What you might think of as being "more open" or "more free" or "more relaxed" or "more flexible" particularly in what you think of as "old age", relates to the protective filters the nervous system has accumulated over the course of a person's lifetime. The less 'aware' the person was, often the more trauma (both physical and emotional) the person has experienced [subthought: referring to the above example of creating more layers-of-filters even when unnecessary [subsubthought: 'more awareness' has other effects such as changing the understanding or framework of experience which can also greatly reduce the fear/pain auto-response of the body]], resulting gradually with age in a "personality" which is hesitant, afraid to take risks or try new things. [Subthought: this is why you once observed that mystics seemed more 'free' when elderly than the average person; they have fewer 'inhibitive-filters' due to living with more awareness in previous years of life.]

Children are less hesitant, less afraid, and more inclined to take risks, because they do not have those protective filters that greater experience builds.

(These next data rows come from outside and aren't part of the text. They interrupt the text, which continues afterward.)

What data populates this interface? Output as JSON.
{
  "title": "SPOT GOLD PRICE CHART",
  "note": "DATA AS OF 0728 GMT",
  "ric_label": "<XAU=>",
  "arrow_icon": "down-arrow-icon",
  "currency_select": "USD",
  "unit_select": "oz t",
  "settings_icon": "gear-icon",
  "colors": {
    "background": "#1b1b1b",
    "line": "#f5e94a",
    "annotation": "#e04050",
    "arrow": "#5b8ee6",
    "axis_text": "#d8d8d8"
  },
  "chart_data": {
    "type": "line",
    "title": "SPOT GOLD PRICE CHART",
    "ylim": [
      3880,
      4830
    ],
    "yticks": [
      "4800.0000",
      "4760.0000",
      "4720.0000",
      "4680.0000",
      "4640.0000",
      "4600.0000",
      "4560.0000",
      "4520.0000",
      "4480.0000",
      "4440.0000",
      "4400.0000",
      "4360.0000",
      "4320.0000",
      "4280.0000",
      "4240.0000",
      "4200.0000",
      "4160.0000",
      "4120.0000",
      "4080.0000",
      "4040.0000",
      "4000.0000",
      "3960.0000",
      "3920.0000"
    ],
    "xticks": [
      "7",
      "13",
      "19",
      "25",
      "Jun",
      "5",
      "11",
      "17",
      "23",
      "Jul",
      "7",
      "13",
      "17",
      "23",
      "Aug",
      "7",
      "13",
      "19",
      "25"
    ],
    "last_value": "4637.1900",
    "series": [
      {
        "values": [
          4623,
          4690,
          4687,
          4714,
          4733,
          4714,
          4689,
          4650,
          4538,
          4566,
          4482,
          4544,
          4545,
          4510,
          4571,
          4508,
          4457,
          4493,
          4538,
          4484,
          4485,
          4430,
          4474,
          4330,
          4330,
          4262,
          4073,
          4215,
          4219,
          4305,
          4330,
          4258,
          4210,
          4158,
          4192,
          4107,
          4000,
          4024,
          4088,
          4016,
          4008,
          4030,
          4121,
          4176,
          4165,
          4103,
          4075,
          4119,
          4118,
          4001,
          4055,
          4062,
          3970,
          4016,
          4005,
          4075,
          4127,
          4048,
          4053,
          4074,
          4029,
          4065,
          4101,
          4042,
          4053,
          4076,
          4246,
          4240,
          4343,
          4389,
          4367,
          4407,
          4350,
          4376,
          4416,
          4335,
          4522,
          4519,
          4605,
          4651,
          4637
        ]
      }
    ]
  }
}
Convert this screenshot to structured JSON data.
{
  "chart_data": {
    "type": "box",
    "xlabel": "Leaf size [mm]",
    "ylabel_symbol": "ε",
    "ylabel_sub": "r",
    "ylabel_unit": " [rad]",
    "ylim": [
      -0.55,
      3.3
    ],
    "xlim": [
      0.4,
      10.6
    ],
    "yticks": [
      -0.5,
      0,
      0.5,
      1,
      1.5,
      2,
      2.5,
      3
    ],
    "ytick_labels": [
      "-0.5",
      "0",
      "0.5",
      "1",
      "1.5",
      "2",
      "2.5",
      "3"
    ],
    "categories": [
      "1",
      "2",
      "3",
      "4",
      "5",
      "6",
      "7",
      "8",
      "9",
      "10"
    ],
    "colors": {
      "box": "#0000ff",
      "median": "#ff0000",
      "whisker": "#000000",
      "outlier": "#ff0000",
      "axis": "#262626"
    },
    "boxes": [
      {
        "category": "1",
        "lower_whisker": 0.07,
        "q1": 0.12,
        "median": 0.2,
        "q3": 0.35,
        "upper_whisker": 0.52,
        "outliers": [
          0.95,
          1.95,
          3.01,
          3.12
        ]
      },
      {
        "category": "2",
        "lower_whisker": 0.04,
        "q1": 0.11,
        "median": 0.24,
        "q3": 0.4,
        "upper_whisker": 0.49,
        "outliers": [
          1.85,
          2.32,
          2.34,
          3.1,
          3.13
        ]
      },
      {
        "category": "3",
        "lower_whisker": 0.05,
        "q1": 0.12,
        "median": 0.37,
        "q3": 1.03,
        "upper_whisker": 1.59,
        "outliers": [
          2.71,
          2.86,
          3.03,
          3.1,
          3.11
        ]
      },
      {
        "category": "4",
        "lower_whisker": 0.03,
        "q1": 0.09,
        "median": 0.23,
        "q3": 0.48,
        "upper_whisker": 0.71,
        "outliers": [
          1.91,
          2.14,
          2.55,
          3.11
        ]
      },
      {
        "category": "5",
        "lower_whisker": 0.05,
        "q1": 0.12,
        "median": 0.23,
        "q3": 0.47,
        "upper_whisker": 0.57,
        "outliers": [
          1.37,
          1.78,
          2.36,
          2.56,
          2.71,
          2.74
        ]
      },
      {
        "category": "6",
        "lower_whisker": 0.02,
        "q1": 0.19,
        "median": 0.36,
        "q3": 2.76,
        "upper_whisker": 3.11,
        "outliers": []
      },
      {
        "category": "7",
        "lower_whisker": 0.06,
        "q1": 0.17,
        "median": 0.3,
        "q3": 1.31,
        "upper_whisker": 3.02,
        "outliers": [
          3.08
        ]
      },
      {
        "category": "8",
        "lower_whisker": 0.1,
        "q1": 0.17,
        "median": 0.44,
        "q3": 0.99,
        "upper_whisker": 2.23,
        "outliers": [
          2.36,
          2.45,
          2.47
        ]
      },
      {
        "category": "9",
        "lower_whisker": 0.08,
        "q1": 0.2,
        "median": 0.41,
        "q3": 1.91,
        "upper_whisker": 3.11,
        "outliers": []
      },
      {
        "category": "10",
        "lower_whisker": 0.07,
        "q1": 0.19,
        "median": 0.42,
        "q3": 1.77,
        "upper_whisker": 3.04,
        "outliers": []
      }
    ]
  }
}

What you sometimes call "learning the same lesson the hard way, repeatedly" has a more lasting effect than merely the experience at the time. Failing to modify decision or behavior so as to avoid having the same pain-based experience, brings multiple layers of filters on the same situation. This can result in what you might call inhibition, or in more developed cases eventually, neurosis.

Well. I asked, I guess!

PJ

1 comment:

Eva said...

Thanx for the reminder. A while ago, I started paying more attention to my daydreams. I think it was due to some other post of yours plus the seth stuff and the make your own reality stuff. The result is I noticed how super negative many of my day dreams are. And in the good ones, I often end them by scoffing at them and thinking it's stupid to think about things that will never happen. So I let the negative daydreams stand but I scoff at the positive ones, even though the pos ones are more likely sounding than the neg ones. Weird! Why have neg daydreams anyway sheesh! You remind me I have been slacking lately and not making so much effort to control the negs.